Jules Verne, utopique et archaïque
Conférence prononcée le 3 novembre 2016, à l'Ecole Normale Supérieure, dans le cadre du séminaire "Jules Verne et les récits des autres mondes" (responsable : Elsa Courant)
Dans ses écrits sur Paris au XIXe siècle (Paris capitale du XIXe siècle, 2009, Editions du CERF), Walter Benjamin considère que l’une des caractéristiques de la période réside dans la tension croissante entre les nouvelles techniques, qui se sont imposées avec la révolution industrielle, et une société qui demeure archaïque par bien des aspects et est inadaptée à cet ordre nouveau. Il s’ensuit, d’une part, que la technique s’émancipe de l’art, et, d’autre part, que l’art entoure d’illusions nostalgiques la représentation de la technique, et du nouvel ordre social qui lui est associé.
L’objet de cette communication sera de montrer que ces « illusions nostalgiques » se traduisent, chez Jules Verne, (i) par des procédés narratifs et descriptifs qui s’inspirent en partie du discours utopique, qu’il soit littéraire, politique, ou philosophique ; et (ii) par des choix lexicaux qui renvoient à des genres traditionnellement associés à un passé rêvé et merveilleux, comme les contes folkloriques, ou les « féeries » des théâtres populaires. Cette orientation de son écriture est particulièrement sensible dans les récits de voyage qui décrivent des mondes plus ou moins imaginaires ; mais je serai amené à montrer qu’elle contamine aussi les aventures plus sérieusement documentées, même si c’est à un moindre degré.

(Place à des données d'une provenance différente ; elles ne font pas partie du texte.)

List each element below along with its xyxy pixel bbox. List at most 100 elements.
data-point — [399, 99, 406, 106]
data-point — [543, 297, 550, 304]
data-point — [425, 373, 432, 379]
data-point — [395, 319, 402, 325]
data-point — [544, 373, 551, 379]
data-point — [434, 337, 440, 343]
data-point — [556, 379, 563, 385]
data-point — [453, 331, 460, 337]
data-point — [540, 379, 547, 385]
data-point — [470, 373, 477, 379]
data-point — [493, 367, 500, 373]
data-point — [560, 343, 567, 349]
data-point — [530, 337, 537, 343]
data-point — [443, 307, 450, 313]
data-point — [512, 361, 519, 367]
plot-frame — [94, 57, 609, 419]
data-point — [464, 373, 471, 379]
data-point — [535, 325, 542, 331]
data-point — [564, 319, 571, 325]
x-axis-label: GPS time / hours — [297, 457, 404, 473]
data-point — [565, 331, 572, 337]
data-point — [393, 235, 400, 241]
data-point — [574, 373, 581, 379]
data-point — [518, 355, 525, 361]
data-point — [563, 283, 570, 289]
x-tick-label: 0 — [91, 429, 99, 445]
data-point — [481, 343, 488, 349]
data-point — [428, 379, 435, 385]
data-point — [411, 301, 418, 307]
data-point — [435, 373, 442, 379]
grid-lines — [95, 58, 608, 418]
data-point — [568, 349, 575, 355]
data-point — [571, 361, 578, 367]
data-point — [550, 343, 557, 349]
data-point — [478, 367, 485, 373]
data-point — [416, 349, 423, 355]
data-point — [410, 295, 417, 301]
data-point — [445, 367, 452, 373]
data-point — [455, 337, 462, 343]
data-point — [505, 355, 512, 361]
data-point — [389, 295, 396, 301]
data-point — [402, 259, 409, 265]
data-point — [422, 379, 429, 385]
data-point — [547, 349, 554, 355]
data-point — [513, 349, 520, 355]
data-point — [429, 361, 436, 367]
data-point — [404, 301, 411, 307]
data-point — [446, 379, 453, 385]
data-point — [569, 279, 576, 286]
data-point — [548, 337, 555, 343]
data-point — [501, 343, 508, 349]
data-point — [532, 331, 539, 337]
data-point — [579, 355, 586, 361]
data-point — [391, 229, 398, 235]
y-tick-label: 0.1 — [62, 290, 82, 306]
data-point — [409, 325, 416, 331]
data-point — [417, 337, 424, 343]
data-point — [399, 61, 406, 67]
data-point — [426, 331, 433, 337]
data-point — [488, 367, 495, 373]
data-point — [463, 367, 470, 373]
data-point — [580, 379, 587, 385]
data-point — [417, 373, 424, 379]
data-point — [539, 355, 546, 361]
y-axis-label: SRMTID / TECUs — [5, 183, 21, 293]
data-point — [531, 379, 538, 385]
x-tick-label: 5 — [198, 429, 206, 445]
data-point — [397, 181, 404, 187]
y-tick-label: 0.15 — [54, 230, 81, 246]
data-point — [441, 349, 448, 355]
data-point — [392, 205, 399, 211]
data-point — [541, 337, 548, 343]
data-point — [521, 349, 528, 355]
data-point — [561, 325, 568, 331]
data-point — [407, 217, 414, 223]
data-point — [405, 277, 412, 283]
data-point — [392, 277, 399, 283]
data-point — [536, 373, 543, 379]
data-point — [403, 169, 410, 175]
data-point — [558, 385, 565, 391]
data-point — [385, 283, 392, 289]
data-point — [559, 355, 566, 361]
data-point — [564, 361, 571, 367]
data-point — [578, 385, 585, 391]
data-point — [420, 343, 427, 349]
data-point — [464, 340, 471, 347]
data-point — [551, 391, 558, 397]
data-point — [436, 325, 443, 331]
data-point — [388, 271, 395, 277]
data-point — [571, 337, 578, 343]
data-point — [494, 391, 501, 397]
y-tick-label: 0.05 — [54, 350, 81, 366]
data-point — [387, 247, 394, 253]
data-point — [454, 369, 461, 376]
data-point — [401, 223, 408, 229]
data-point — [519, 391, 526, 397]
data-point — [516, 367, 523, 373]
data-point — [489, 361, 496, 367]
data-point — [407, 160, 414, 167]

Je souhaite ainsi suggérer que, malgré l’intérêt et la fascination de Verne pour les sciences de son temps, son écriture n’en reflète pas moins la nostalgie d’un monde où la technique ne se serait pas émancipée de l’emprise de l’art ; et que l’écriture d’une œuvre articulant science et littérature a peut-être été pour lui un moyen de résoudre en partie cette tension.